Il motivo per cui non esiste una data precisa per tutte le persone che ricevono la Naspi e la Dis-Coll è che l’accredito dipende dal giorno in cui è stata presentata la domanda. La richiesta va presentata entro un massimo di 68 giorni dal momento dell’interruzione del rapporto di lavoro.
Chi ha diritto alla Naspi e alla Dis-Coll
Naspi e Dis-Coll sono le due principali forme di sostegno di disoccupazione in Italia. Sono dedicate a due diverse categorie di lavoratori:
- la Naspi è dedicata ai lavoratori dipendenti;
- la Dis-Coll è dedicata ai collaboratori con contratto continuativo (co.co.co.).
La Naspi, per essere ottenuta, richiede di aver lavorato almeno 13 settimane negli ultimi 4 anni, di cui almeno 30 giorni negli ultimi 12 mesi. Lo stato di disoccupazione, inoltre, deve essere involontario, quindi bisogna essere stati licenziati e non la si può ottenere se ci si è dimessi.
Per la Dis-Coll sono necessari invece almeno 3 mesi di contribuzione dal primo giorno dell’anno in corso. Il collaboratore, inoltre, deve essere iscritto in via esclusiva alla Gestione Separata Inps, non deve avere una partita Iva e deve essere, ovviamente, in stato di disoccupazione.

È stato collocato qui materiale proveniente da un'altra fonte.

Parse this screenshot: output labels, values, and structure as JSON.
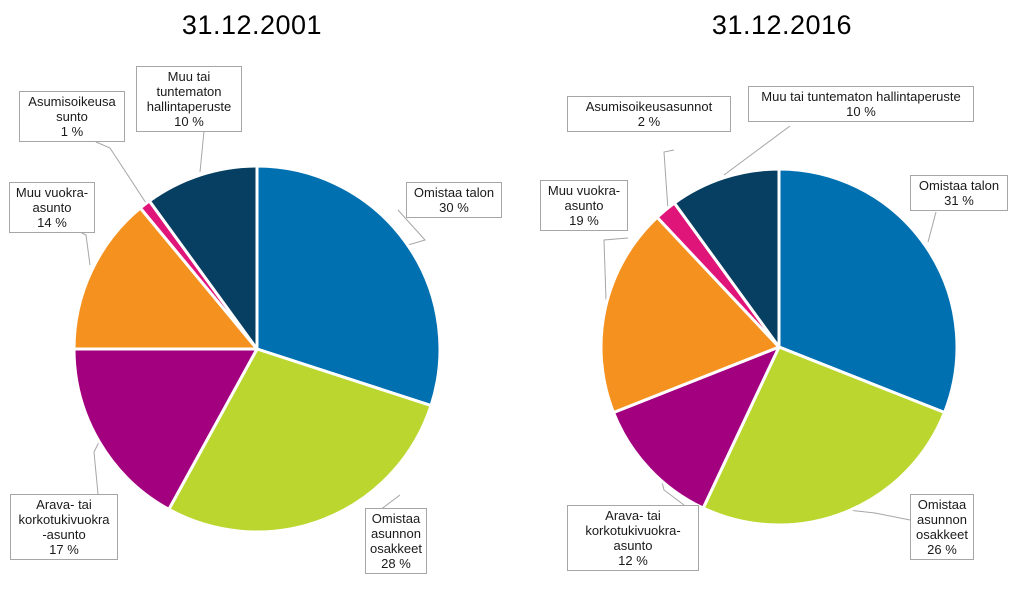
{
  "chart_data": [
    {
      "type": "pie",
      "title": "31.12.2001",
      "slices": [
        {
          "name": "Omistaa talon",
          "value": 30,
          "label": "30 %",
          "color": "#0070b0"
        },
        {
          "name": "Omistaa asunnon osakkeet",
          "value": 28,
          "label": "28 %",
          "color": "#bcd630"
        },
        {
          "name": "Arava- tai korkotukivuokra -asunto",
          "value": 17,
          "label": "17 %",
          "color": "#a3007f"
        },
        {
          "name": "Muu vuokra-asunto",
          "value": 14,
          "label": "14 %",
          "color": "#f5911e"
        },
        {
          "name": "Asumisoikeusasunto",
          "value": 1,
          "label": "1 %",
          "color": "#e0157a"
        },
        {
          "name": "Muu tai tuntematon hallintaperuste",
          "value": 10,
          "label": "10 %",
          "color": "#073f63"
        }
      ],
      "label_lines": [
        [
          "Omistaa talon",
          "30 %"
        ],
        [
          "Omistaa",
          "asunnon",
          "osakkeet",
          "28 %"
        ],
        [
          "Arava- tai",
          "korkotukivuokra",
          "-asunto",
          "17 %"
        ],
        [
          "Muu vuokra-",
          "asunto",
          "14 %"
        ],
        [
          "Asumisoikeusa",
          "sunto",
          "1 %"
        ],
        [
          "Muu tai",
          "tuntematon",
          "hallintaperuste",
          "10 %"
        ]
      ]
    },
    {
      "type": "pie",
      "title": "31.12.2016",
      "slices": [
        {
          "name": "Omistaa talon",
          "value": 31,
          "label": "31 %",
          "color": "#0070b0"
        },
        {
          "name": "Omistaa asunnon osakkeet",
          "value": 26,
          "label": "26 %",
          "color": "#bcd630"
        },
        {
          "name": "Arava- tai korkotukivuokra-asunto",
          "value": 12,
          "label": "12 %",
          "color": "#a3007f"
        },
        {
          "name": "Muu vuokra-asunto",
          "value": 19,
          "label": "19 %",
          "color": "#f5911e"
        },
        {
          "name": "Asumisoikeusasunnot",
          "value": 2,
          "label": "2 %",
          "color": "#e0157a"
        },
        {
          "name": "Muu tai tuntematon hallintaperuste",
          "value": 10,
          "label": "10 %",
          "color": "#073f63"
        }
      ],
      "label_lines": [
        [
          "Omistaa talon",
          "31 %"
        ],
        [
          "Omistaa",
          "asunnon",
          "osakkeet",
          "26 %"
        ],
        [
          "Arava- tai",
          "korkotukivuokra-",
          "asunto",
          "12 %"
        ],
        [
          "Muu vuokra-",
          "asunto",
          "19 %"
        ],
        [
          "Asumisoikeusasunnot",
          "2 %"
        ],
        [
          "Muu tai tuntematon hallintaperuste",
          "10 %"
        ]
      ]
    }
  ]
}
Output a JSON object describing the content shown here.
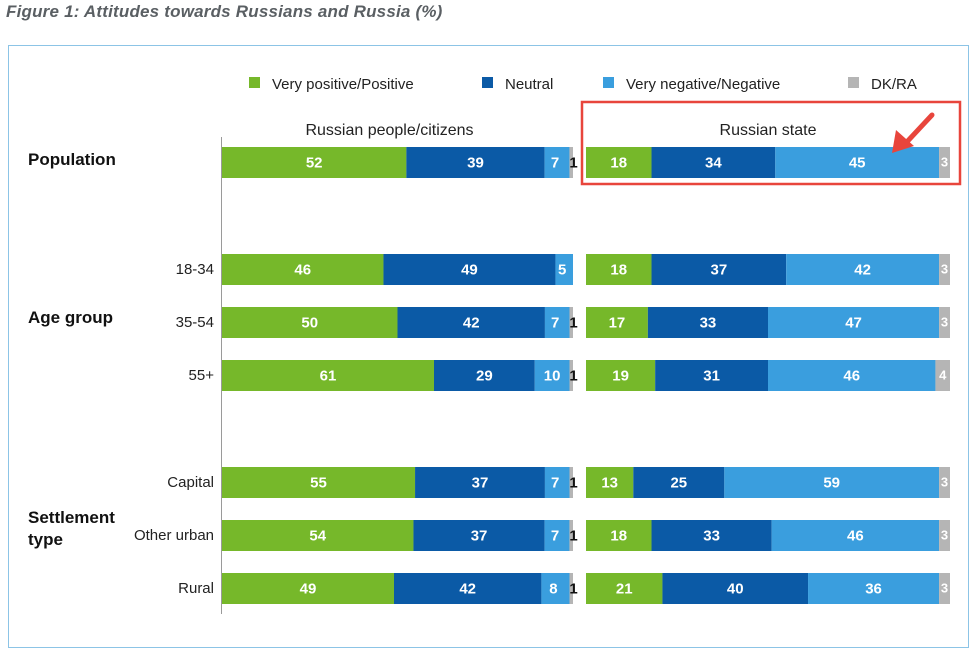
{
  "figure_title": "Figure 1: Attitudes towards Russians and Russia (%)",
  "chart_data": {
    "type": "bar",
    "orientation": "horizontal",
    "stacked": true,
    "xlim": [
      0,
      100
    ],
    "legend_placement": "top",
    "legend": [
      {
        "name": "Very positive/Positive",
        "color": "#76b82a"
      },
      {
        "name": "Neutral",
        "color": "#0b5aa6"
      },
      {
        "name": "Very negative/Negative",
        "color": "#3a9ede"
      },
      {
        "name": "DK/RA",
        "color": "#b5b5b5"
      }
    ],
    "panels": [
      {
        "title": "Russian people/citizens"
      },
      {
        "title": "Russian state",
        "highlighted": true
      }
    ],
    "groups": [
      {
        "label": "Population",
        "rows": [
          {
            "label": "",
            "values": [
              [
                52,
                39,
                7,
                1
              ],
              [
                18,
                34,
                45,
                3
              ]
            ]
          }
        ]
      },
      {
        "label": "Age group",
        "rows": [
          {
            "label": "18-34",
            "values": [
              [
                46,
                49,
                5,
                0
              ],
              [
                18,
                37,
                42,
                3
              ]
            ]
          },
          {
            "label": "35-54",
            "values": [
              [
                50,
                42,
                7,
                1
              ],
              [
                17,
                33,
                47,
                3
              ]
            ]
          },
          {
            "label": "55+",
            "values": [
              [
                61,
                29,
                10,
                1
              ],
              [
                19,
                31,
                46,
                4
              ]
            ]
          }
        ]
      },
      {
        "label": "Settlement type",
        "rows": [
          {
            "label": "Capital",
            "values": [
              [
                55,
                37,
                7,
                1
              ],
              [
                13,
                25,
                59,
                3
              ]
            ]
          },
          {
            "label": "Other urban",
            "values": [
              [
                54,
                37,
                7,
                1
              ],
              [
                18,
                33,
                46,
                3
              ]
            ]
          },
          {
            "label": "Rural",
            "values": [
              [
                49,
                42,
                8,
                1
              ],
              [
                21,
                40,
                36,
                3
              ]
            ]
          }
        ]
      }
    ]
  }
}
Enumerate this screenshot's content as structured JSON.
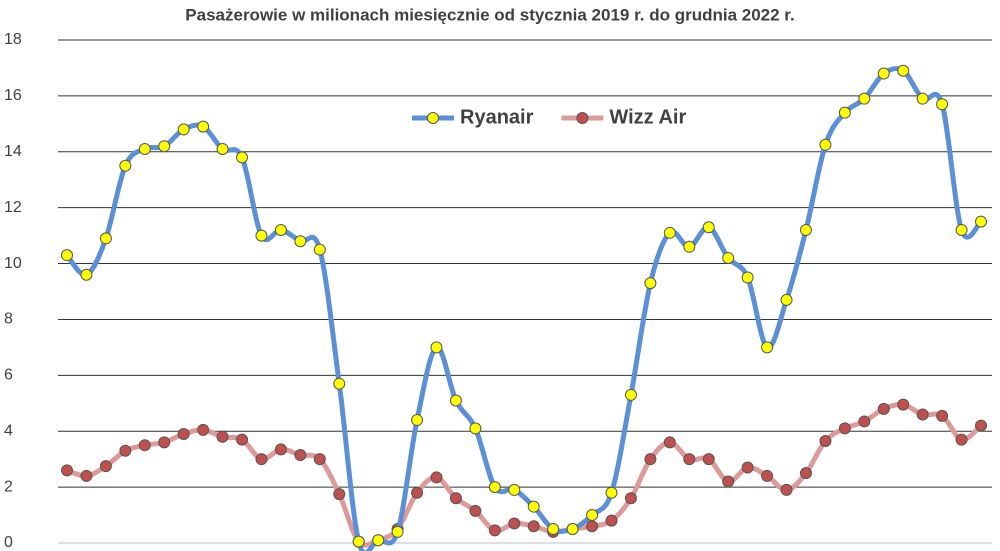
{
  "chart_data": {
    "type": "line",
    "title": "Pasażerowie w milionach miesięcznie od stycznia 2019 r. do grudnia 2022 r.",
    "ylim": [
      0,
      18
    ],
    "yticks": [
      0,
      2,
      4,
      6,
      8,
      10,
      12,
      14,
      16,
      18
    ],
    "grid": true,
    "legend": "top",
    "series": [
      {
        "name": "Ryanair",
        "color": "#5b8fd6",
        "marker_color": "#ffff00",
        "values": [
          10.3,
          9.6,
          10.9,
          13.5,
          14.1,
          14.2,
          14.8,
          14.9,
          14.1,
          13.8,
          11.0,
          11.2,
          10.8,
          10.5,
          5.7,
          0.05,
          0.1,
          0.4,
          4.4,
          7.0,
          5.1,
          4.1,
          2.0,
          1.9,
          1.3,
          0.5,
          0.5,
          1.0,
          1.8,
          5.3,
          9.3,
          11.1,
          10.6,
          11.3,
          10.2,
          9.5,
          7.0,
          8.7,
          11.2,
          14.25,
          15.4,
          15.9,
          16.8,
          16.9,
          15.9,
          15.7,
          11.2,
          11.5
        ]
      },
      {
        "name": "Wizz Air",
        "color": "#dc9a9a",
        "marker_color": "#c0504d",
        "values": [
          2.6,
          2.4,
          2.75,
          3.3,
          3.5,
          3.6,
          3.9,
          4.05,
          3.8,
          3.7,
          3.0,
          3.35,
          3.15,
          3.0,
          1.75,
          0.05,
          0.1,
          0.5,
          1.8,
          2.35,
          1.6,
          1.15,
          0.45,
          0.7,
          0.6,
          0.4,
          0.5,
          0.6,
          0.8,
          1.6,
          3.0,
          3.6,
          3.0,
          3.0,
          2.2,
          2.7,
          2.4,
          1.9,
          2.5,
          3.65,
          4.1,
          4.35,
          4.8,
          4.95,
          4.6,
          4.55,
          3.7,
          4.2
        ]
      }
    ]
  }
}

Le categorie che riceveranno il pagamento in ritardo
Ci saranno una serie di categorie di persone che potrebbero ottenere il pagamento con alcuni giorni di ritardo. Il gruppo più numeroso sono coloro che hanno appena richiesto la Naspi o la Dis-Coll. L’Inps deve infatti controllare la legittimità della domanda, un procedimento che per i pagamenti successivi non viene più ripetuto e che richiede tempo.
Tra la richiesta e il primo accredito possono passare anche 45 giorni. Allo stesso modo, possono arrivare in ritardo i pagamenti per le indennità che si avvicinano alla fine del periodo di validità.